[ I N T E R V I E W ] Jean-Baptiste Siaussat, de l’agriculture à la comédie

La trentaine, un sourire lumineux, de l’énergie à revendre… Jean-Baptiste Siaussat est périgourdin et comédien. Avant cela, il a été agriculteur. Dans son premier one man show sur scène à Paris, à 34 ans, il raconte son histoire, digne d’un roman de Marcel Pagnol. Assis à un café aux côtés de son cousin et auteur, le jeune talent a répondu à nos questions. 

La salle du Kibelé, est plutôt étroite mais très chaleureuse. René-Marc Guedj, comédien et metteur en scène – Initiateur de Kandidator, la scène ouverte – joue avec les lumières pour illustrer l’histoire autobiographique du jeune talent.

Allant de péripéties en anecdotes, d’aventures en histoires insolites, Jean-Bastiste Siaussat nous emmène par le bout du nez, là où il veut, c’est à dire son monde à lui, loin de la vie parisienne.

Isabelle Levame : Quelle était votre vie avant de monter à Paris?

Jean-Baptiste Siaussat : Je viens d’un tout petit village du Périgord, où il y a plus de vaches et de moutons que d’habitants. D’ailleurs dans le spectacle j’en parle avec humour, comme de l’unique fille jolie que tous les garçons s’arrachaient à l’époque. J’étais donc destiné à être agriculteur comme mon père pour l’amour de la terre. Mais au fond de moi, depuis que je suis petit, il y a cette envie de faire rire les gens, de me donner en spectacle. J’ai toujours aimé ça, ça restait un peu comme une flamme secrète.

IL : Qu’est-ce qui vous a décidé à pousser les portes du théâtre ?
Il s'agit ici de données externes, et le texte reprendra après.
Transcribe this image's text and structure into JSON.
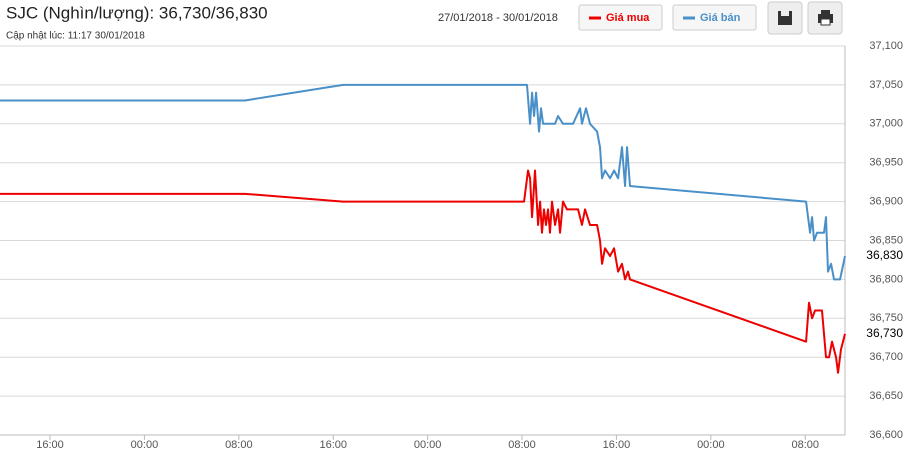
{
  "chart_data": {
    "type": "line",
    "title": "SJC (Nghìn/lượng): 36,730/36,830",
    "subtitle": "Cập nhật lúc: 11:17 30/01/2018",
    "date_range": "27/01/2018 - 30/01/2018",
    "xlim": [
      -4.24,
      67.37
    ],
    "xticks": [
      {
        "value": 0,
        "label": "16:00"
      },
      {
        "value": 8,
        "label": "00:00"
      },
      {
        "value": 16,
        "label": "08:00"
      },
      {
        "value": 24,
        "label": "16:00"
      },
      {
        "value": 32,
        "label": "00:00"
      },
      {
        "value": 40,
        "label": "08:00"
      },
      {
        "value": 48,
        "label": "16:00"
      },
      {
        "value": 56,
        "label": "00:00"
      },
      {
        "value": 64,
        "label": "08:00"
      }
    ],
    "ylim": [
      36600,
      37100
    ],
    "yticks": [
      {
        "value": 36600,
        "label": "36,600"
      },
      {
        "value": 36650,
        "label": "36,650"
      },
      {
        "value": 36700,
        "label": "36,700"
      },
      {
        "value": 36750,
        "label": "36,750"
      },
      {
        "value": 36800,
        "label": "36,800"
      },
      {
        "value": 36850,
        "label": "36,850"
      },
      {
        "value": 36900,
        "label": "36,900"
      },
      {
        "value": 36950,
        "label": "36,950"
      },
      {
        "value": 37000,
        "label": "37,000"
      },
      {
        "value": 37050,
        "label": "37,050"
      },
      {
        "value": 37100,
        "label": "37,100"
      }
    ],
    "grid": true,
    "series": [
      {
        "name": "Giá mua",
        "color": "#ee0000",
        "x": [
          -4.24,
          16.53,
          24.83,
          40.17,
          40.51,
          40.68,
          40.85,
          41.1,
          41.36,
          41.53,
          41.69,
          41.86,
          42.03,
          42.2,
          42.37,
          42.54,
          42.8,
          43.05,
          43.22,
          43.47,
          43.81,
          44.75,
          45.08,
          45.34,
          45.76,
          46.36,
          46.61,
          46.78,
          47.03,
          47.46,
          47.8,
          48.14,
          48.47,
          48.73,
          48.98,
          49.15,
          64.07,
          64.32,
          64.58,
          64.83,
          65.42,
          65.76,
          66.02,
          66.27,
          66.61,
          66.78,
          67.03,
          67.37
        ],
        "values": [
          36910,
          36910,
          36900,
          36900,
          36940,
          36930,
          36880,
          36940,
          36870,
          36900,
          36860,
          36890,
          36870,
          36890,
          36860,
          36900,
          36870,
          36890,
          36860,
          36900,
          36890,
          36890,
          36870,
          36890,
          36870,
          36870,
          36850,
          36820,
          36840,
          36830,
          36840,
          36810,
          36820,
          36800,
          36810,
          36800,
          36720,
          36770,
          36750,
          36760,
          36760,
          36700,
          36700,
          36720,
          36700,
          36680,
          36710,
          36730
        ]
      },
      {
        "name": "Giá bán",
        "color": "#4a90c8",
        "x": [
          -4.24,
          16.53,
          24.83,
          40.42,
          40.68,
          40.85,
          41.02,
          41.19,
          41.44,
          41.61,
          41.78,
          42.8,
          43.05,
          43.47,
          44.32,
          44.92,
          45.08,
          45.42,
          45.76,
          46.36,
          46.61,
          46.78,
          47.03,
          47.46,
          47.8,
          48.14,
          48.47,
          48.73,
          48.9,
          49.15,
          64.07,
          64.41,
          64.58,
          64.75,
          65.0,
          65.59,
          65.76,
          65.93,
          66.19,
          66.44,
          66.95,
          67.37
        ],
        "values": [
          37030,
          37030,
          37050,
          37050,
          37000,
          37040,
          37010,
          37040,
          36990,
          37020,
          37000,
          37000,
          37010,
          37000,
          37000,
          37020,
          37000,
          37020,
          37000,
          36990,
          36970,
          36930,
          36940,
          36930,
          36940,
          36930,
          36970,
          36920,
          36970,
          36920,
          36900,
          36860,
          36880,
          36850,
          36860,
          36860,
          36880,
          36810,
          36820,
          36800,
          36800,
          36830
        ]
      }
    ],
    "annotations": [
      {
        "text": "36,830",
        "value": 36830
      },
      {
        "text": "36,730",
        "value": 36730
      }
    ]
  }
}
J-B S : Je louais une propriété à l’époque, j’avais 25 ans, avec des bêtes d’élevage et je faisais mon business. Lorsque la question de la racheter s’est posée, je me suis retrouvé face à un dilemme ; la reprendre et continuer ma vie là-bas ou me lancer dans mon rêve de gamin. Mon cousin, Pierre-Yves Combradet qui écrit mes textes depuis le début, m’a donné un coup de pied au derrière pour que j’ose. Résultat ; direction Paris et les Cours Florent. J’ai rencontré des professeurs incroyables comme Christian Croset ou Benoît Guibert qui m’ont appris pour la première fois ce qu’était le théâtre, les classiques. – Je n’y connaissais rien. J’avais juste lu quelques livres avec ma mère, et encore ! C’était elle qui écrivait mes devoirs à ma place lorsque j’allais à l’école. – Les professeurs à Florent m’ont emmené vers autre chose, pas seulement parler de moi-même.

J-B S
© JBS. Jean-Baptiste Siaussat a 4 ans, dans le Périgord. Même sourire coquin, même insouciance qu’aujourd’hui

IL : Et c’est là que vous avez décidé de monter un troupe…
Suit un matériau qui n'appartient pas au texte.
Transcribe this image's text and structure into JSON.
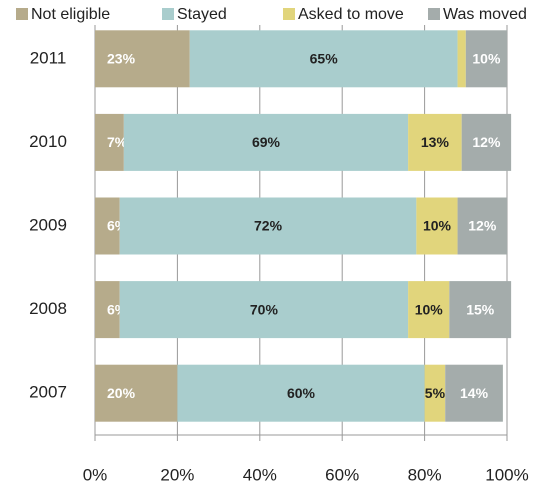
{
  "chart_data": {
    "type": "stacked-bar-horizontal",
    "categories": [
      "2011",
      "2010",
      "2009",
      "2008",
      "2007"
    ],
    "series": [
      {
        "name": "Not eligible",
        "color": "#b6ab8b",
        "label_color": "#ffffff",
        "values": [
          23,
          7,
          6,
          6,
          20
        ],
        "value_labels": [
          "23%",
          "7%",
          "6%",
          "6%",
          "20%"
        ]
      },
      {
        "name": "Stayed",
        "color": "#a9cdcd",
        "label_color": "#222222",
        "values": [
          65,
          69,
          72,
          70,
          60
        ],
        "value_labels": [
          "65%",
          "69%",
          "72%",
          "70%",
          "60%"
        ]
      },
      {
        "name": "Asked to move",
        "color": "#e1d57c",
        "label_color": "#222222",
        "values": [
          2,
          13,
          10,
          10,
          5
        ],
        "value_labels": [
          null,
          "13%",
          "10%",
          "10%",
          "5%"
        ]
      },
      {
        "name": "Was moved",
        "color": "#a4acab",
        "label_color": "#ffffff",
        "values": [
          10,
          12,
          12,
          15,
          14
        ],
        "value_labels": [
          "10%",
          "12%",
          "12%",
          "15%",
          "14%"
        ]
      }
    ],
    "xlim": [
      0,
      100
    ],
    "xticks": [
      {
        "value": 0,
        "label": "0%"
      },
      {
        "value": 20,
        "label": "20%"
      },
      {
        "value": 40,
        "label": "40%"
      },
      {
        "value": 60,
        "label": "60%"
      },
      {
        "value": 80,
        "label": "80%"
      },
      {
        "value": 100,
        "label": "100%"
      }
    ],
    "grid": true,
    "legend": "top"
  }
}
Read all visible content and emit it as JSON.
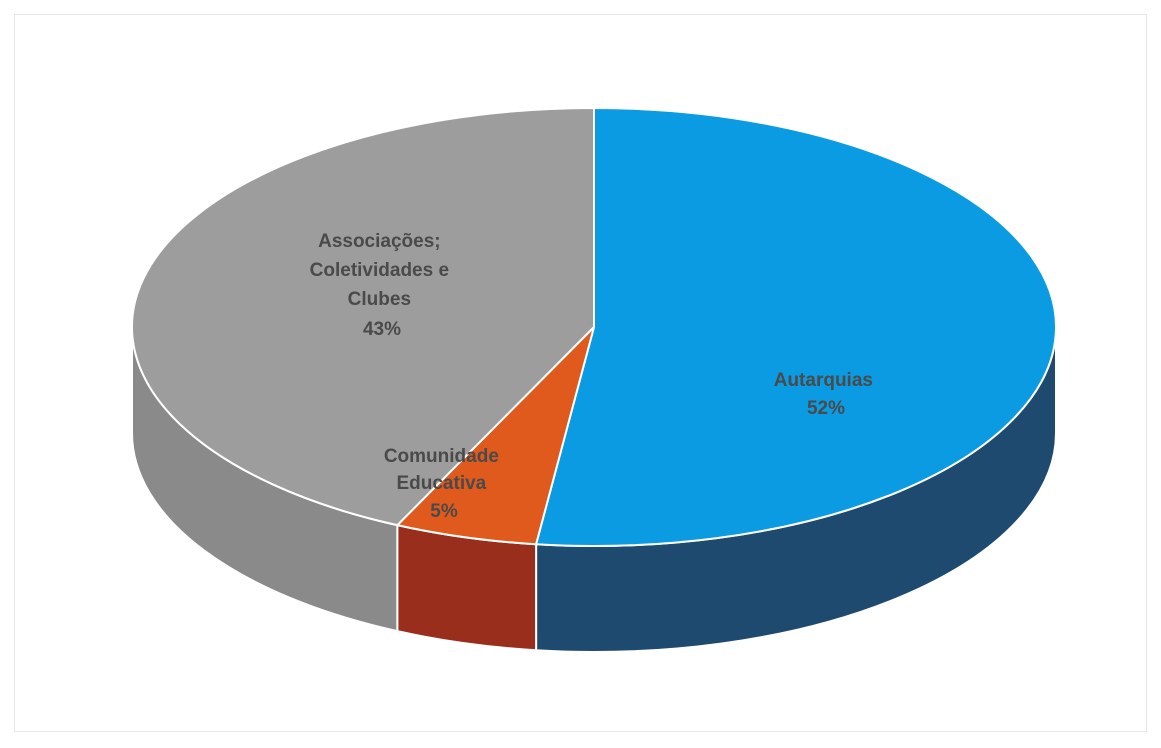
{
  "chart_data": {
    "type": "pie",
    "style": "3d",
    "slices": [
      {
        "label": "Autarquias",
        "value": 52,
        "value_label": "52%",
        "color": "#0a9be2",
        "side_color": "#1f4a70"
      },
      {
        "label": "Comunidade Educativa",
        "value": 5,
        "value_label": "5%",
        "color": "#e05a1e",
        "side_color": "#9a2e1c"
      },
      {
        "label": "Associações; Coletividades e Clubes",
        "value": 43,
        "value_label": "43%",
        "color": "#9d9d9d",
        "side_color": "#8a8a8a"
      }
    ],
    "labels": {
      "autarquias": [
        "Autarquias",
        "52%"
      ],
      "comunidade": [
        "Comunidade",
        "Educativa",
        "5%"
      ],
      "associacoes": [
        "Associações;",
        "Coletividades e",
        "Clubes",
        "43%"
      ]
    },
    "legend": "none"
  }
}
J-B S : Exactement, je me suis rendu compte que travailler avec d’autres comédiens sur scène était aussi une expérience passionnante. Je ne suis pas arrivé à moi tout de suite. J’ai joué des textes de grands auteurs, dont je n’avais jamais entendu parler auparavant. Nous avons créé une petite troupe de théâtre (Les Compagnons d’Ulysse qui existe toujours et cartonne) et réussi à jouer dans des musées, des châteaux… Mais mon cousin – qui était dans le commerce à Lyon – a été muté à Paris. Il revient à la charge : « Mais quand est-ce que tu vas nous parler de ce qui nous fait marrer vraiment ? » ; autrement dit de notre adolescence, du terroir, des personnages plus marginaux les uns que les autres… De mon histoire.

IL : A ce moment-là, vous revenez à votre idée première ; faire un One Man Show…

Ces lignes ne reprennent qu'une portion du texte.